Officers accused a Florida inmate who died from a police dog bite infection of faking being sick and refused to give him adequete medical care hours before his death, jail records show.
Twenty-two-year-old Max Gracia was bitten by a K9 during an arrest on Aug. 6 in which officers said he committed an armed robbery and then attempted to flee. He was chewed on for about three minutes before freeing himself and jumping into a lake.
Released on Friday, the jail records show Gracia received discipline on Aug. 9 after a nurse told Orange County jail officials that he was “faking or exaggerating his medical condition and inability to get up.”
Gracia had contracted an E. coli infection and died in a hospital the next morning. According to his autopsy, Gracia went into septic shock, which can lead to organ failure and exceptionally low blood pressure.
Records show that medical staff at the Orange County jail infirmary discharged Gracia without giving him a formal evaluation, and when he couldn’t get out of bed to take medicine, a nurse told officers he was faking in an apparent “implicit refusal for medication.”
Gracia was then ordered to move to a different cell with a camera so jailers could “better ascertain the validity of his proclaimed illnesses,” records say, and a supervisor cited him for lying on the ground and “groaning in a lethargic manner” instead of moving.
Cpl. Gwenetta Garrett said she and other officers commanded Gracia to get up but “he continued to moan and appear unresponsive to the commands.” He was found unconscious in his cell the following day, and expired later in the hospital.
“They killed my son.
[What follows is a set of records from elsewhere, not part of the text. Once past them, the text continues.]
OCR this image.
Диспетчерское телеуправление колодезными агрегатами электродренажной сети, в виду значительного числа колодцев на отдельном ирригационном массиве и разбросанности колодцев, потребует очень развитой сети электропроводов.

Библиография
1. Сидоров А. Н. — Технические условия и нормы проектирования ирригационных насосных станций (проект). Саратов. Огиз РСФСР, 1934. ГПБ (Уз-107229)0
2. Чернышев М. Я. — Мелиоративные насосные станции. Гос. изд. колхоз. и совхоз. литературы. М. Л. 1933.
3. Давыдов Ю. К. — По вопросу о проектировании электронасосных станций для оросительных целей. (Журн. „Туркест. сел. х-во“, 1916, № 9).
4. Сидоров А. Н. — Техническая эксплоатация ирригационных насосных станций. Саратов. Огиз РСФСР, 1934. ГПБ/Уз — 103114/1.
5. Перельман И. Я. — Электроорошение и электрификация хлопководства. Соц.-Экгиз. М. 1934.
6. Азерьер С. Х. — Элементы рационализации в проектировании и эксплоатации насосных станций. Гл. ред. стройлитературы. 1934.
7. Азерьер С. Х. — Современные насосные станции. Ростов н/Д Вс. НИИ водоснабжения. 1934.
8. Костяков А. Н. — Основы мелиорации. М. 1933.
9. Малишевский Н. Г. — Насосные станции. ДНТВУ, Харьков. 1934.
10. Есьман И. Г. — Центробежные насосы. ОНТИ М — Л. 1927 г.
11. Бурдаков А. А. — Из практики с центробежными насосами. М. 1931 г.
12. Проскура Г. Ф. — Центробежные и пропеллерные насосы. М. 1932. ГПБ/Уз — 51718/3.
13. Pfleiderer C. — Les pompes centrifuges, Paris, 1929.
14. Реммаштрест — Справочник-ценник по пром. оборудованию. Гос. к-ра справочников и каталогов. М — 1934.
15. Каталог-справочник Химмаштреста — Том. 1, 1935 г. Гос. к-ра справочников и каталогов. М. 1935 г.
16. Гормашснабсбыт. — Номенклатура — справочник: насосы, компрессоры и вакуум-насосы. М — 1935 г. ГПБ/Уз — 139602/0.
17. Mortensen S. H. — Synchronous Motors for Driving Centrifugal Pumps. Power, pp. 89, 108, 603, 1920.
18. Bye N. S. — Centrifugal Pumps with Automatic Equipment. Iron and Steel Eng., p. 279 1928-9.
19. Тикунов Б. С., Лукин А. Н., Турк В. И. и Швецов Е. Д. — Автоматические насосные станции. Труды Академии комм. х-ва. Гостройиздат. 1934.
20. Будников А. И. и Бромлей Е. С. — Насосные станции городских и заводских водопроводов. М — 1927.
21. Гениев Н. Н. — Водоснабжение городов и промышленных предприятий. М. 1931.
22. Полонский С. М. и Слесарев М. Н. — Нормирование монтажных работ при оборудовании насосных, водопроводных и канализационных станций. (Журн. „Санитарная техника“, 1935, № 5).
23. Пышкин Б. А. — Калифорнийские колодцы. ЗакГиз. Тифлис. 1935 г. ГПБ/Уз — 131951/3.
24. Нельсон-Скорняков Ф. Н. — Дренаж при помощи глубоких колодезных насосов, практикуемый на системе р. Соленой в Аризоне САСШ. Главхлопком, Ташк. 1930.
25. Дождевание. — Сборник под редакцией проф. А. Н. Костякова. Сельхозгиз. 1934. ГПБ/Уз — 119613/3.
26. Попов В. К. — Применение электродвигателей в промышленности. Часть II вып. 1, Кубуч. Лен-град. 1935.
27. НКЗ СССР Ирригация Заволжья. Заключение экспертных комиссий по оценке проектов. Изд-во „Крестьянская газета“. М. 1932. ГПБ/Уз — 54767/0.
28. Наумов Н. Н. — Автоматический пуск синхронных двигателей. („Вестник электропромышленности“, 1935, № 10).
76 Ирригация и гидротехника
They could have just taken him out back and gunned him down,” Gracia’s mother said. “They allowed my son to lay there, torture, suffer and die.”
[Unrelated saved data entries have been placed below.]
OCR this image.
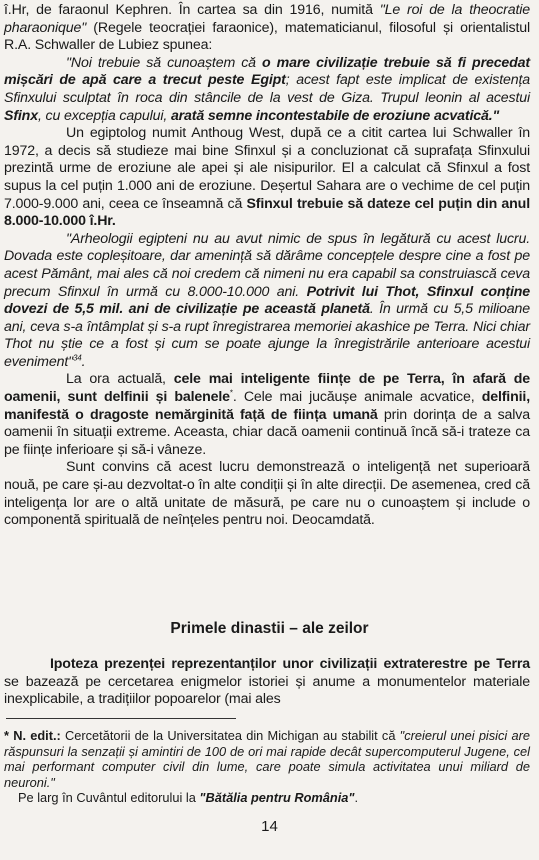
î.Hr, de faraonul Kephren. În cartea sa din 1916, numită "Le roi de la theocratie pharaonique" (Regele teocrației faraonice), matematicianul, filosoful și orientalistul R.A. Schwaller de Lubiez spunea:

"Noi trebuie să cunoaștem că o mare civilizație trebuie să fi precedat mișcări de apă care a trecut peste Egipt; acest fapt este implicat de existența Sfinxului sculptat în roca din stâncile de la vest de Giza. Trupul leonin al acestui Sfinx, cu excepția capului, arată semne incontestabile de eroziune acvatică."

Un egiptolog numit Anthoug West, după ce a citit cartea lui Schwaller în 1972, a decis să studieze mai bine Sfinxul și a concluzionat că suprafața Sfinxului prezintă urme de eroziune ale apei și ale nisipurilor. El a calculat că Sfinxul a fost supus la cel puțin 1.000 ani de eroziune. Deșertul Sahara are o vechime de cel puțin 7.000-9.000 ani, ceea ce înseamnă că Sfinxul trebuie să dateze cel puțin din anul 8.000-10.000 î.Hr.

"Arheologii egipteni nu au avut nimic de spus în legătură cu acest lucru. Dovada este copleșitoare, dar amenință să dărâme concepțele despre cine a fost pe acest Pământ, mai ales că noi credem că nimeni nu era capabil sa construiască ceva precum Sfinxul în urmă cu 8.000-10.000 ani. Potrivit lui Thot, Sfinxul conține dovezi de 5,5 mil. ani de civilizație pe această planetă. În urmă cu 5,5 milioane ani, ceva s-a întâmplat și s-a rupt înregistrarea memoriei akashice pe Terra. Nici chiar Thot nu știe ce a fost și cum se poate ajunge la înregistrările anterioare acestui eveniment"$^{34}$.

La ora actuală, cele mai inteligente ființe de pe Terra, în afară de oamenii, sunt delfinii și balenele*. Cele mai jucăușe animale acvatice, delfinii, manifestă o dragoste nemărginită față de ființa umană prin dorința de a salva oamenii în situații extreme. Aceasta, chiar dacă oamenii continuă încă să-i trateze ca pe ființe inferioare și să-i vâneze.

Sunt convins că acest lucru demonstrează o inteligență net superioară nouă, pe care și-au dezvoltat-o în alte condiții și în alte direcții. De asemenea, cred că inteligența lor are o altă unitate de măsură, pe care nu o cunoaștem și include o componentă spirituală de neînțeles pentru noi. Deocamdată.

Primele dinastii – ale zeilor

Ipoteza prezenței reprezentanților unor civilizații extraterestre pe Terra se bazează pe cercetarea enigmelor istoriei și anume a monumentelor materiale inexplicabile, a tradițiilor popoarelor (mai ales

* N. edit.: Cercetătorii de la Universitatea din Michigan au stabilit că "creierul unei pisici are răspunsuri la senzații și amintiri de 100 de ori mai rapide decât supercomputerul Jugene, cel mai performant computer civil din lume, care poate simula activitatea unui miliard de neuroni."

Pe larg în Cuvântul editorului la "Bătălia pentru România".

14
Following Gracia’s death, investigators found that jail nurses failed to uphold medical standards in the their treatment of the inmate, but no civil litigation has been filed yet by his family.
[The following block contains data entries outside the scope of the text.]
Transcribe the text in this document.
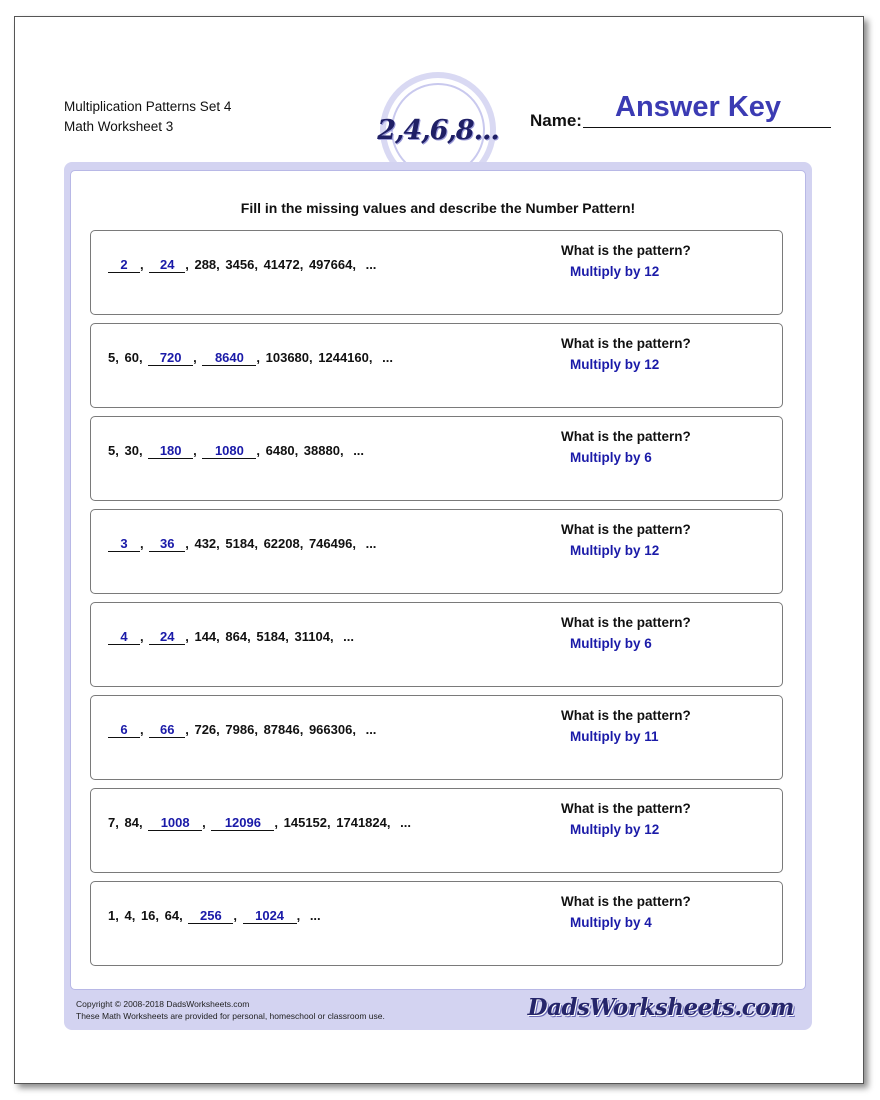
Multiplication Patterns Set 4
Math Worksheet 3	2,4,6,8... Name: Answer Key
Fill in the missing values and describe the Number Pattern!
2 , 24 , 288, 3456, 41472, 497664, ...
What is the pattern?
Multiply by 12
5, 60, 720 , 8640 , 103680, 1244160, ...
What is the pattern?
Multiply by 12
5, 30, 180 , 1080 , 6480, 38880, ...
What is the pattern?
Multiply by 6
3 , 36 , 432, 5184, 62208, 746496, ...
What is the pattern?
Multiply by 12
4 , 24 , 144, 864, 5184, 31104, ...
What is the pattern?
Multiply by 6
6 , 66 , 726, 7986, 87846, 966306, ...
What is the pattern?
Multiply by 11
7, 84, 1008 , 12096 , 145152, 1741824, ...
What is the pattern?
Multiply by 12
1, 4, 16, 64, 256 , 1024 , ...
What is the pattern?
Multiply by 4
Copyright © 2008-2018 DadsWorksheets.com
These Math Worksheets are provided for personal, homeschool or classroom use.	DadsWorksheets.com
The nurse who accused Gracia of “faking” has now resigned and two others have received reprimands. Orange County officials said Gracia’s death has resulted in changes within the jail that includes more training for medical personnel on how to identify and treat sepsis.
“After Gracia’s death, a thorough medical review of his care was conducted by the Orange County Health Services Department,” a statement said. “This review identified opportunities to improve processes and education for the Corrections Health Services Division. All of the recommendations were adopted and have since been implemented.”